For the rest, the siege of Sevastopol, the great Crimean fortress, taxed heavily the resources of both French and English. Throughout it was mismanaged. The Russians were allowed time to fortify a place originally very weak. The positions of the Allies were badly chosen. And the English troops, even more than the French, suffered frightful hardships.
The War Office, not expecting a winter campaign, had made no provision for it; and besides it had forgotten, in forty years of peace, how to clothe and feed an army. So, frozen and starved, the soldiers perished by hundreds in the trenches, or crowded the hospitals with the sick and dying. And the hospitals themselves were only scenes of misery and disorder till the heroic Florence Nightingale brought out her band of nurses, and began that work which opened a new chapter in the care of the sick and wounded in war.
And when at last Sevastopol fell, and peace was made, France and England gained nothing, and Russia accepted limitations on her power only till a good opportunity came to cast them off.
A view at the Great Exhibition of 1851 |
For English commerce and English colonies, however, this was a prosperous time.
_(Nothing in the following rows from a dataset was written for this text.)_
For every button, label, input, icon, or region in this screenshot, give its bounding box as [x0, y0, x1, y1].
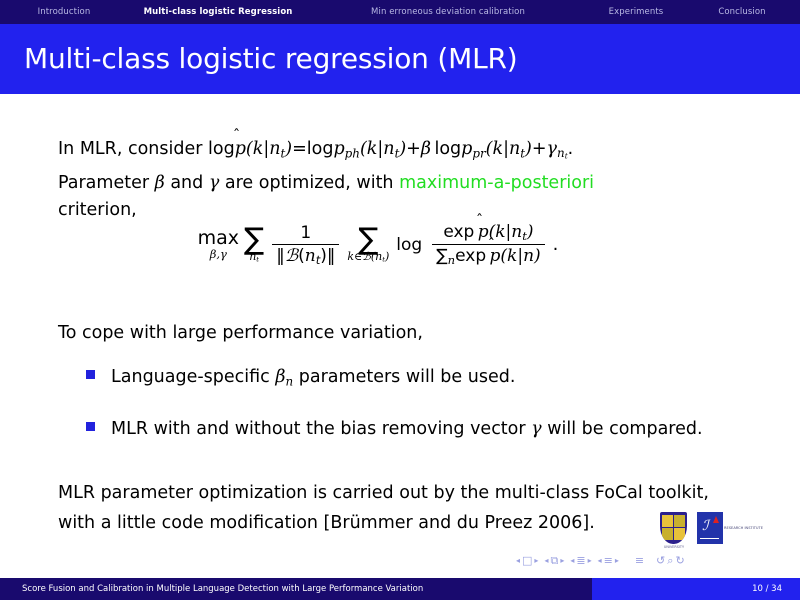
previous-section-icon[interactable]: ◂	[598, 555, 602, 566]
institute-logo-accent	[713, 516, 719, 523]
institute-logo-icon: ℐ	[697, 512, 723, 544]
bullet-text-bias-removing-vector: MLR with and without the bias removing v…	[111, 414, 703, 444]
frames-icon[interactable]: ⧉	[550, 555, 558, 566]
frames-navigation-group[interactable]: ◂ ⧉ ▸	[544, 555, 564, 566]
bullet-text-language-specific: Language-specific βn parameters will be …	[111, 362, 515, 396]
bullet-1-prefix: Language-specific	[111, 367, 270, 387]
max-operator-limits: β,γ	[210, 249, 227, 261]
softmax-fraction: exp p̂(k|nt) ∑nexp p̂(k|n)	[432, 222, 544, 267]
next-frames-icon[interactable]: ▸	[560, 555, 564, 566]
highlight-maximum-a-posteriori: maximum-a-posteriori	[399, 173, 594, 193]
footer-bar: Score Fusion and Calibration in Multiple…	[0, 578, 800, 600]
intro-inline-equation: logp̂(k|nt)=logpph(k|nt)+β logppr(k|nt)+…	[208, 139, 568, 159]
search-icon[interactable]: ⌕	[667, 555, 673, 566]
focal-toolkit-paragraph: MLR parameter optimization is carried ou…	[58, 478, 748, 538]
forward-icon[interactable]: ↻	[675, 555, 684, 566]
institute-logo-glyph: ℐ	[702, 519, 709, 533]
university-crest-icon: UNIVERSITY	[660, 512, 687, 544]
nav-item-experiments[interactable]: Experiments	[588, 0, 684, 24]
inner-sum-symbol: ∑	[358, 226, 378, 253]
bullet-2-prefix: MLR with and without the bias removing v…	[111, 419, 526, 439]
previous-frames-icon[interactable]: ◂	[544, 555, 548, 566]
equation-log-label: log	[396, 235, 422, 255]
crest-shield-shape	[660, 512, 687, 544]
crest-quadrant-bottom-right	[674, 528, 685, 540]
max-operator-label: max	[198, 229, 239, 248]
intro-line3: criterion,	[58, 200, 137, 220]
page-title: Multi-class logistic regression (MLR)	[24, 42, 517, 75]
crest-caption: UNIVERSITY	[656, 545, 692, 550]
previous-frame-icon[interactable]: ◂	[516, 555, 520, 566]
intro-line2-prefix: Parameter	[58, 173, 149, 193]
outer-sum-symbol: ∑	[244, 226, 264, 253]
beta-symbol-inline: β	[155, 173, 165, 193]
bullet-1-suffix: parameters will be used.	[299, 367, 516, 387]
previous-subsection-icon[interactable]: ◂	[570, 555, 574, 566]
outer-summation: ∑ nt	[244, 226, 264, 263]
title-band: Multi-class logistic regression (MLR)	[0, 28, 800, 94]
list-item: MLR with and without the bias removing v…	[86, 414, 746, 444]
logo-group: UNIVERSITY ℐ RESEARCH INSTITUTE	[660, 512, 790, 554]
intro-line2-suffix: are optimized, with	[225, 173, 394, 193]
institute-caption: RESEARCH INSTITUTE	[724, 526, 788, 531]
footer-presentation-title: Score Fusion and Calibration in Multiple…	[0, 578, 592, 600]
normalizing-fraction-denominator: ‖ℬ(nt)‖	[272, 244, 339, 267]
bullet-2-symbol: γ	[531, 419, 541, 439]
beamer-navigation-symbols[interactable]: ◂ □ ▸ ◂ ⧉ ▸ ◂ ≣ ▸ ◂ ≡ ▸ ≡ ↺ ⌕ ↻	[516, 552, 786, 568]
max-operator: max β,γ	[198, 229, 239, 261]
footer-page-number: 10 / 34	[752, 578, 782, 600]
square-bullet-icon	[86, 370, 95, 379]
next-subsection-icon[interactable]: ▸	[588, 555, 592, 566]
back-icon[interactable]: ↺	[656, 555, 665, 566]
list-item: Language-specific βn parameters will be …	[86, 362, 746, 396]
slide-body: In MLR, consider logp̂(k|nt)=logpph(k|nt…	[0, 94, 800, 574]
bullet-1-symbol: βn	[275, 367, 293, 387]
bullet-list: Language-specific βn parameters will be …	[86, 362, 746, 462]
subsection-icon[interactable]: ≣	[576, 555, 585, 566]
institute-logo-bar	[700, 538, 719, 540]
normalizing-fraction-numerator: 1	[296, 223, 315, 244]
focal-paragraph-line2: with a little code modification [Brümmer…	[58, 513, 595, 533]
normalizing-fraction: 1 ‖ℬ(nt)‖	[272, 223, 339, 267]
crest-quadrant-top-left	[662, 515, 673, 527]
intro-paragraph: In MLR, consider logp̂(k|nt)=logpph(k|nt…	[58, 136, 748, 224]
top-navigation-bar: Introduction Multi-class logistic Regres…	[0, 0, 800, 24]
section-icon[interactable]: ≡	[604, 555, 613, 566]
frame-icon[interactable]: □	[522, 555, 532, 566]
intro-period: .	[568, 139, 574, 159]
crest-quadrant-bottom-left	[662, 528, 673, 540]
nav-item-min-erroneous-deviation-calibration[interactable]: Min erroneous deviation calibration	[338, 0, 558, 24]
gamma-symbol-inline: γ	[209, 173, 219, 193]
inner-sum-subscript: k∈ℬ(nt)	[347, 252, 389, 263]
bullet-2-suffix: will be compared.	[547, 419, 702, 439]
next-frame-icon[interactable]: ▸	[534, 555, 538, 566]
display-equation: max β,γ ∑ nt 1 ‖ℬ(nt)‖ ∑ k∈ℬ(nt) log exp…	[0, 222, 800, 267]
subsection-navigation-group[interactable]: ◂ ≣ ▸	[570, 555, 591, 566]
cope-line: To cope with large performance variation…	[58, 320, 748, 347]
nav-item-introduction[interactable]: Introduction	[24, 0, 104, 24]
softmax-denominator: ∑nexp p̂(k|n)	[432, 244, 544, 267]
document-icon[interactable]: ≡	[635, 555, 644, 566]
section-navigation-group[interactable]: ◂ ≡ ▸	[598, 555, 619, 566]
outer-sum-subscript: nt	[249, 252, 259, 263]
softmax-numerator: exp p̂(k|nt)	[439, 222, 537, 244]
equation-trailing-period: .	[553, 234, 559, 255]
square-bullet-icon	[86, 422, 95, 431]
frame-navigation-group[interactable]: ◂ □ ▸	[516, 555, 538, 566]
inner-summation: ∑ k∈ℬ(nt)	[347, 226, 389, 263]
focal-paragraph-line1: MLR parameter optimization is carried ou…	[58, 483, 709, 503]
intro-lead: In MLR, consider	[58, 139, 202, 159]
crest-quadrant-top-right	[674, 515, 685, 527]
intro-line2-mid: and	[170, 173, 203, 193]
next-section-icon[interactable]: ▸	[615, 555, 619, 566]
nav-item-multi-class-logistic-regression[interactable]: Multi-class logistic Regression	[118, 0, 318, 24]
nav-item-conclusion[interactable]: Conclusion	[700, 0, 784, 24]
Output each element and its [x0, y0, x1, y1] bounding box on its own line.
Gladstone, as Chancellor of the Exchequer in Liberal ministries, continued the Free Trade policy of Peel, reducing the number of imports still paying duty from 419 to 48. A wise commercial treaty was made with France. And meanwhile railways, steamships, and telegraphs had made communication between distant places ever easier. So England's trade and wealth increased by leaps and bounds, the more rapidly because other countries, especially America, were distracted from commerce by war.
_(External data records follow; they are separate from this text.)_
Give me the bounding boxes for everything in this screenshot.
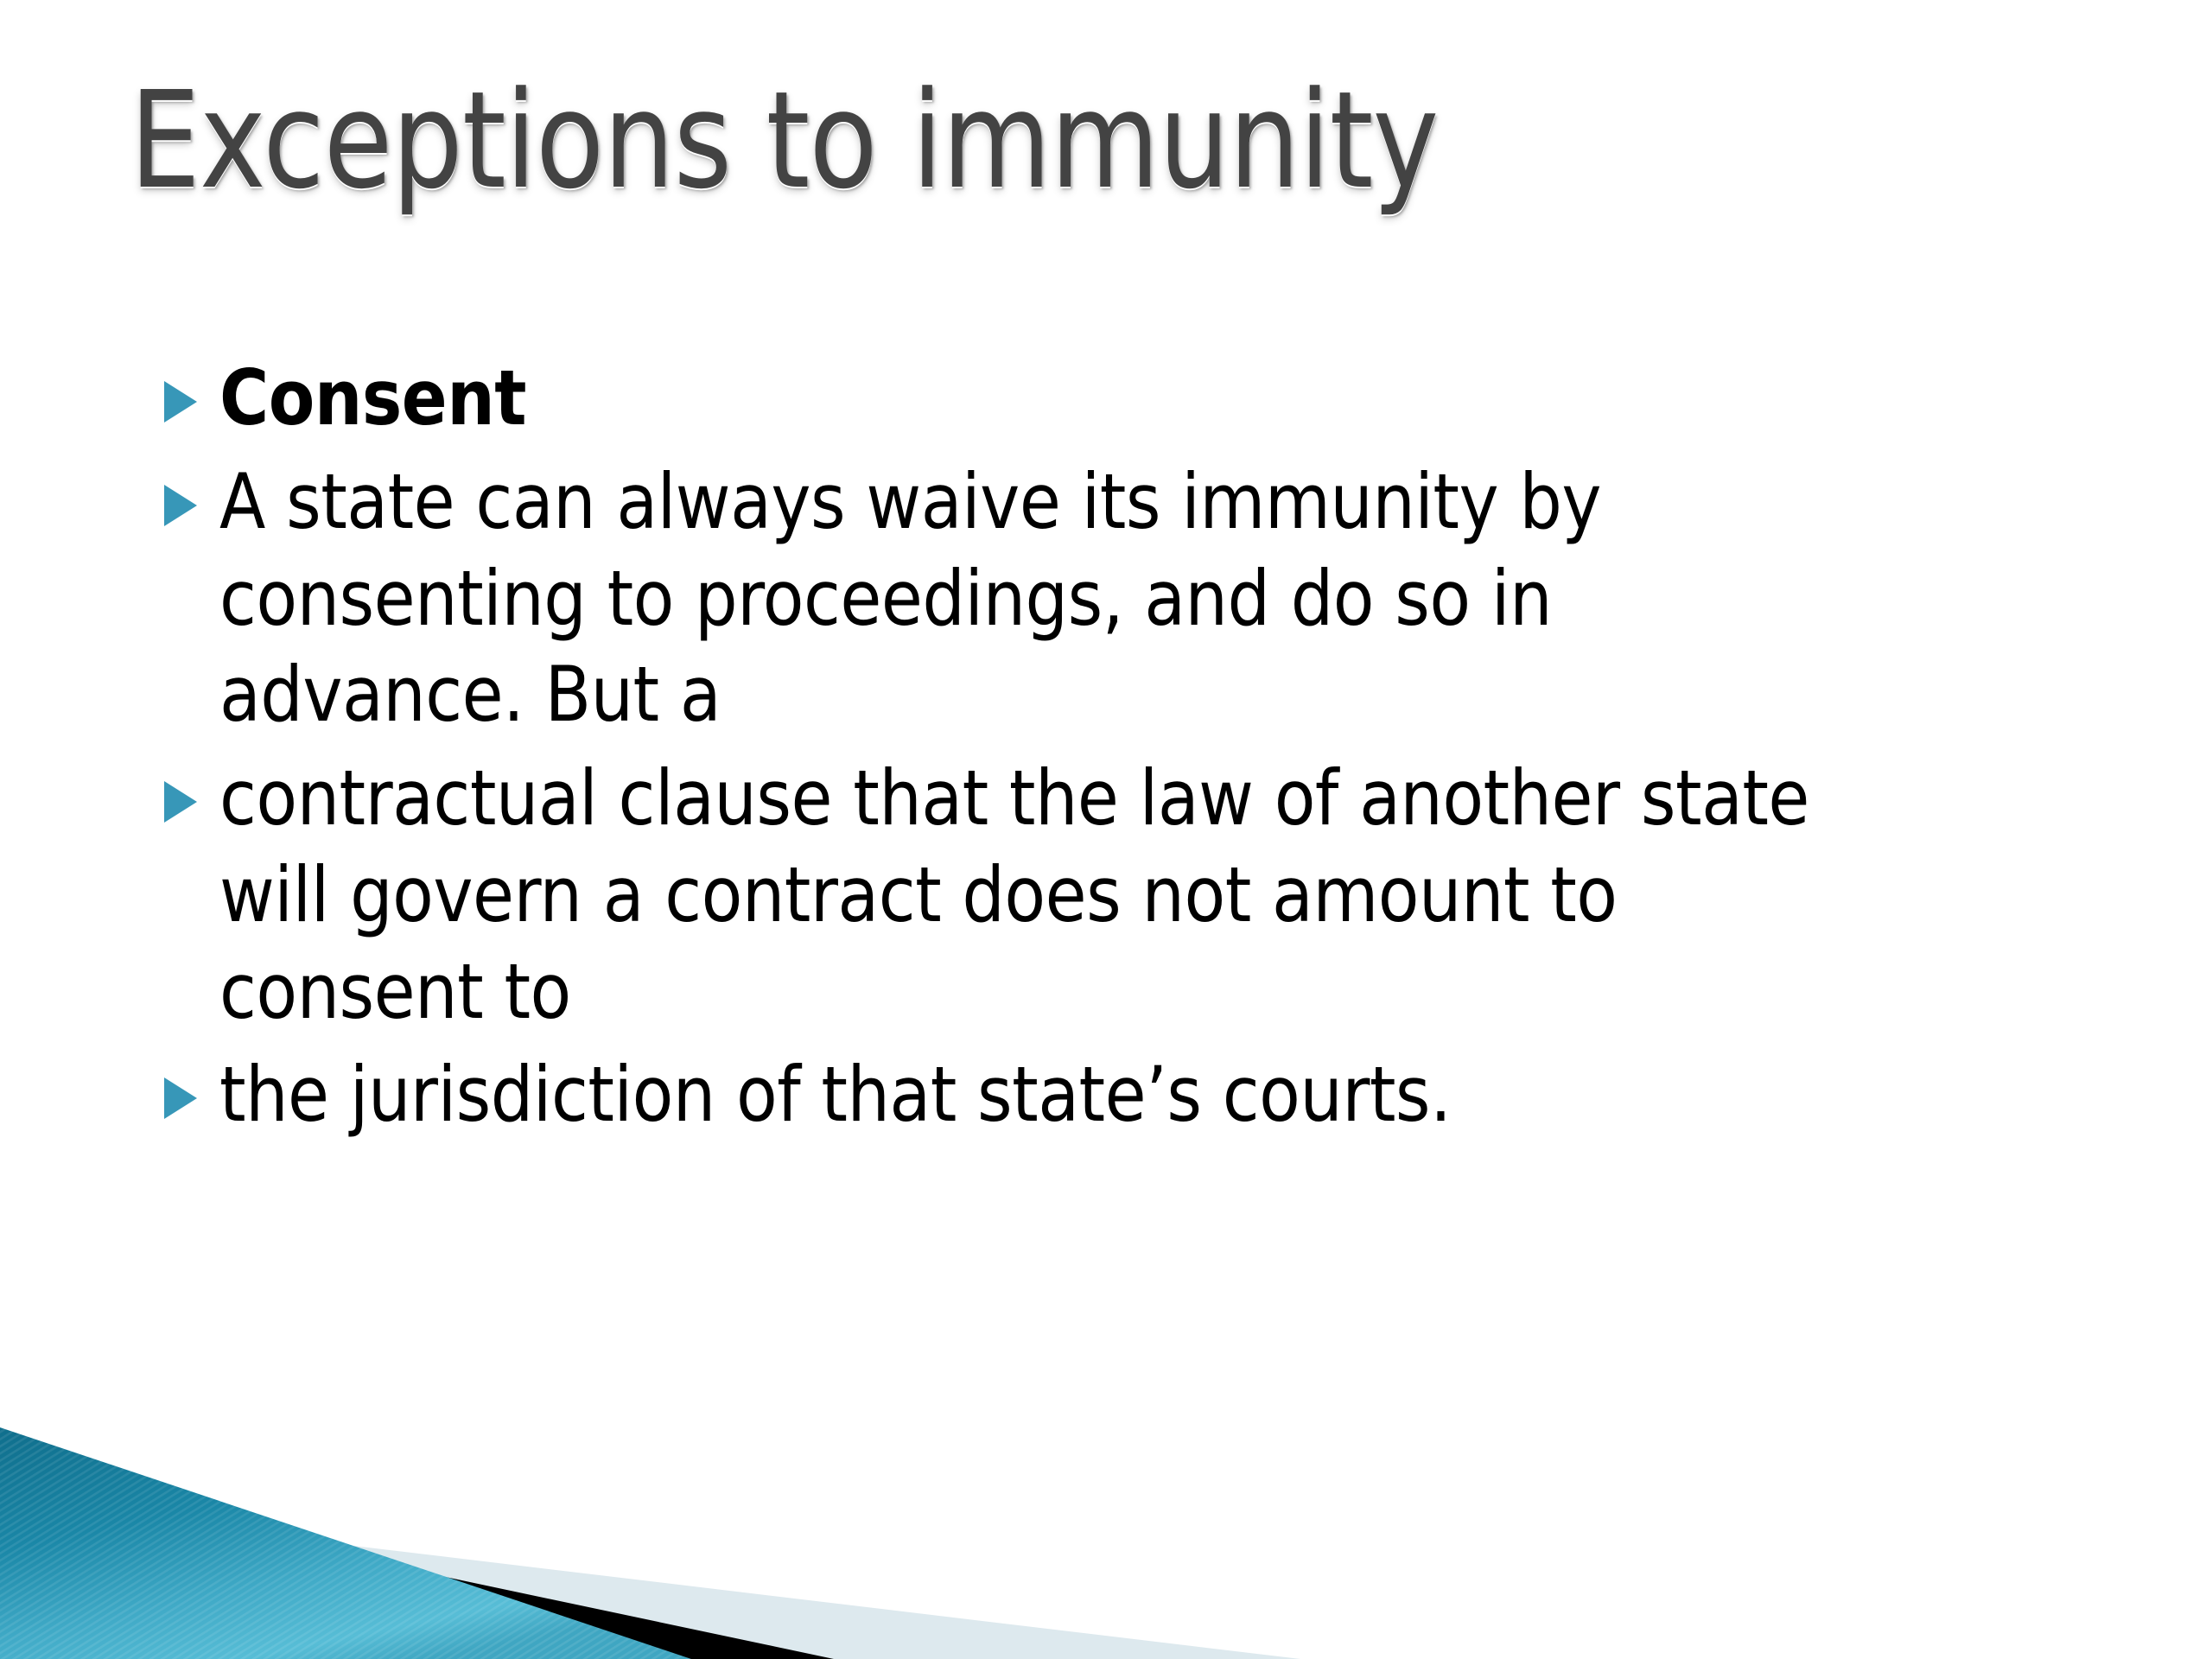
list-item: contractual clause that the law of anoth… [161,750,1889,1039]
slide-canvas: Exceptions to immunity Consent A state c… [0,0,2212,1659]
list-item-label: the jurisdiction of that state’s courts. [219,1046,1864,1143]
pale-band-shape [0,1503,1300,1659]
bullet-list: Consent A state can always waive its imm… [161,350,1889,1150]
corner-decoration-graphic [0,1374,1348,1659]
triangle-right-bullet-icon [161,454,219,528]
black-stripe-shape [0,1483,834,1659]
list-item: the jurisdiction of that state’s courts. [161,1046,1889,1143]
page-title: Exceptions to immunity [130,67,1946,215]
triangle-right-bullet-icon [161,750,219,824]
triangle-right-bullet-icon [161,350,219,424]
list-item-label: Consent [219,350,1864,447]
triangle-right-bullet-icon [161,1046,219,1121]
list-item: Consent [161,350,1889,447]
teal-triangle-shape [0,1427,691,1659]
list-item-label: contractual clause that the law of anoth… [219,750,1864,1039]
list-item-label: A state can always waive its immunity by… [219,454,1864,743]
list-item: A state can always waive its immunity by… [161,454,1889,743]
In 1851 Queen Victoria's husband—the Prince Consort, her cousin Prince Albert of Saxe-Coburg, whom she had married in 1840—arranged a great Exhibition in London. The "Crystal Palace"—a huge building of glass and iron—was erected in Hyde Park, and there were shown specimens of natural products and manufactures from every quarter of the globe. All the nations were represented, and the Prince dreamed that now, perhaps, they would cease from war, and give themselves instead to friendly rivalry in industry and trade.
His hopes of peace were, indeed, dismally disappointed, for even before his death, only ten years later, three wars were waged in Europe. Yet the Exhibition did good work in fostering trade and showing its ever-increasing importance in national and international affairs. It showed, too, how fast the colonies were developing, for half the treasures in the Exhibition came from British lands. Canada and Australia were indeed gaining enormously in wealth, population, and liberty. More than three million emigrants left the Mother Country in some twenty years, and most of them settled in her colonies.
Again, the period was remarkable in the history of science. The great inventions by which, in the eighteenth century, the forces of nature were harnessed for the service of man, were continued. But further, men like Charles Lyell and Adam Sedgwick in geology, William Hooker in botany, Michael Faraday and John Tyndall in chemistry and physics, and many others in other branches of science, now earned fame by revealing much that had hitherto been Nature's secret as to the history of the earth and of the plants and animals upon it. Above all, in 1859, after many years of patient study, Charles Darwin published his famous Origin of Species, which, more than any other book ever written, changed the opinions of the scientific world on such subjects. And in the footsteps of Darwin followed an ever-growing band of disciples, who built on the foundations which he had laid.